До апреля 1800 г. Сент-Джемский кабинет не без наивности строил еще новые и широкие планы для будущего похода, в основании которого лежало содействие России. Довольно неловко, несмотря на предостережения Воронцова, вдохновляясь идеями и желаниями, высказанными Суворовым, он настаивал на присоединении к русским войскам по тайней мере 30000 австрийцев, под начальством фельдмаршала. В худшем случае Питт желал хотя бы удержать русские войска, участвовавшие в сражениях в Голландии, и употребить их в Италии, "где обе державы гарантируют друг другу владения, которые они могли там удержать после заключения мира". Чтобы сохранить содействие царя, он даже отказался от неприятных мыслей, вызывавшихся раньше в его уме присутствием русского флага в Средиземном море. Он обходил Мальту молчанием, но надеялся обратить домогательства Павла на другой предмет, подав ему мысль о возможности завоевать Майорку. Уже в ноябре он решил отправить сэра Пофама в Петербург с предложениями нового договора о субсидиях и проектом всеобщего успокоения на следующих основаниях: восстановление французской монархии, рассматриваемое, как желательное, но не составляющее условия sine qua non; неприкосновенность прежней территории Франции; сохранение statu quo ante на Мальте и на островах Адриатического моря; исключение всякого соглашения, которое предоставило бы Франции владеть Нидерландами, или дало бы ей возможность господствовать в Швейцарии, равно как и всякого договора, предметом которого был бы обмен Баварии на итальянские провинции, которых добивается Австрия; найти удобный случай для восстановления Сардинского короля в Пьемонте, при условии, чтобы он переуступил Новару взамен Генуи; согласие, в Италии, на всякие другие комбинации, которые оставили бы Венецианскую область Австрии с частью легатств; возвращение для всего остального к statu quo ante, сохраняя за Неаполем право получить приличные вознаграждения. Сама Англия довольствовалась колониальными приобретениями, уже осуществленными, и, если Майорка была бы отнята русскими, она соглашалась на то, чтоб это завоевание осталось за ними.
Совершенно невероятно, чтобы даже в ноябре 1799 г. этим предложениям удалось встретить в Петербурге благоприятный прием. Однако долго задержанный плохим состоянием моря, Пофам смог добраться до русского берега только в конце марта 1800 г., а в этот момент он даже не имел возможности завести переговоры о предмете своей миссии. Ему нужно было прежде всего выдержать четырнадцатидневный карантин. Получив, по истечении этого срока, разрешение приехать в столицу, он напрасно просил свидания с Ростопчиным и послал ему, одинаково безуспешно, несколько записок, оставшихся без ответа.

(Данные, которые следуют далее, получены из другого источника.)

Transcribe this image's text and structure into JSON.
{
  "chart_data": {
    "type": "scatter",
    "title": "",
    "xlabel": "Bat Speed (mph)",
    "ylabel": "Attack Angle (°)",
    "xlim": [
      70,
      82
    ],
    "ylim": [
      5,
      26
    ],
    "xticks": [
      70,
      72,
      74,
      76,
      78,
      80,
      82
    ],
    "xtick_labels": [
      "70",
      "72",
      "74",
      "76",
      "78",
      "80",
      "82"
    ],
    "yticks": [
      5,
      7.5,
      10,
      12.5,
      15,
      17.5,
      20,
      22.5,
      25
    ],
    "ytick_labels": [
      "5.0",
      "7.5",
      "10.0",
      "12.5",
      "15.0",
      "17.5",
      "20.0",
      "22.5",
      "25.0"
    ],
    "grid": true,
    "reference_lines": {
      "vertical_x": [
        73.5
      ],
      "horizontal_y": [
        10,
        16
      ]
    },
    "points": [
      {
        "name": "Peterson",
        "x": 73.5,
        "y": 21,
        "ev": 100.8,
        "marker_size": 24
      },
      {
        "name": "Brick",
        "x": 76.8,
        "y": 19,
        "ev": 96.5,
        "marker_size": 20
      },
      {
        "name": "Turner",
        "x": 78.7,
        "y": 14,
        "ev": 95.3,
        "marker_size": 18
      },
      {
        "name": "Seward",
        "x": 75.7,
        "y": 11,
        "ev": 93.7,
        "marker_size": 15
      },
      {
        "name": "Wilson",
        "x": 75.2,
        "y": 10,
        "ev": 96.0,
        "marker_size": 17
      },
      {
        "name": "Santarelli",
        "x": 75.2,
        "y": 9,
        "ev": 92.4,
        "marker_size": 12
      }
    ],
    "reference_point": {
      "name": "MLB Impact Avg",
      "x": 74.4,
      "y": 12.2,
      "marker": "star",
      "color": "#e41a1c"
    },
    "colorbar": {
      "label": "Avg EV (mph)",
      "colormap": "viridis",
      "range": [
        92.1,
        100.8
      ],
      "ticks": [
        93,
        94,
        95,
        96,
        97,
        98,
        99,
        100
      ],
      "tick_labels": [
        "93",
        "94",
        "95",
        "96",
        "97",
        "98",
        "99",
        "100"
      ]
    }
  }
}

В более настоятельном тоне он потребовал тогда аудиенцию у царя, "чтобы передать Его Величеству порученные ему важные сообщения и вернуться в Англию". На этот раз ответ был получен, но следующего содержания: "Капитан Пофам может вернуться, когда ему будет угодно".
В то же время и отношение к Витворту было не лучше. Ему отказали в паспортах для курьера, которого он хотел отправить в Лондон, и на вопрос о причине такого необычайного поступка он услышал в ответ, что царь не обязан давать отчет в своих действиях. Так как он настаивал, Панин должен был через несколько дней ему объявить, что Павел поступает так потому, что недоволен поведением министра и просил об его удалении. И это была правда. Уже в феврале Воронцов получил от своего государя рескрипт следующего содержания: "Имея давно причины быть недовольным образом действий кавалера Витворта и желая избежать неприятных последствий, которые могут произойти от пребывания при Дворе моем лживых министров, я требую, чтобы кавалер Витворт был отозван отсюда, и на его место назначен другой посол".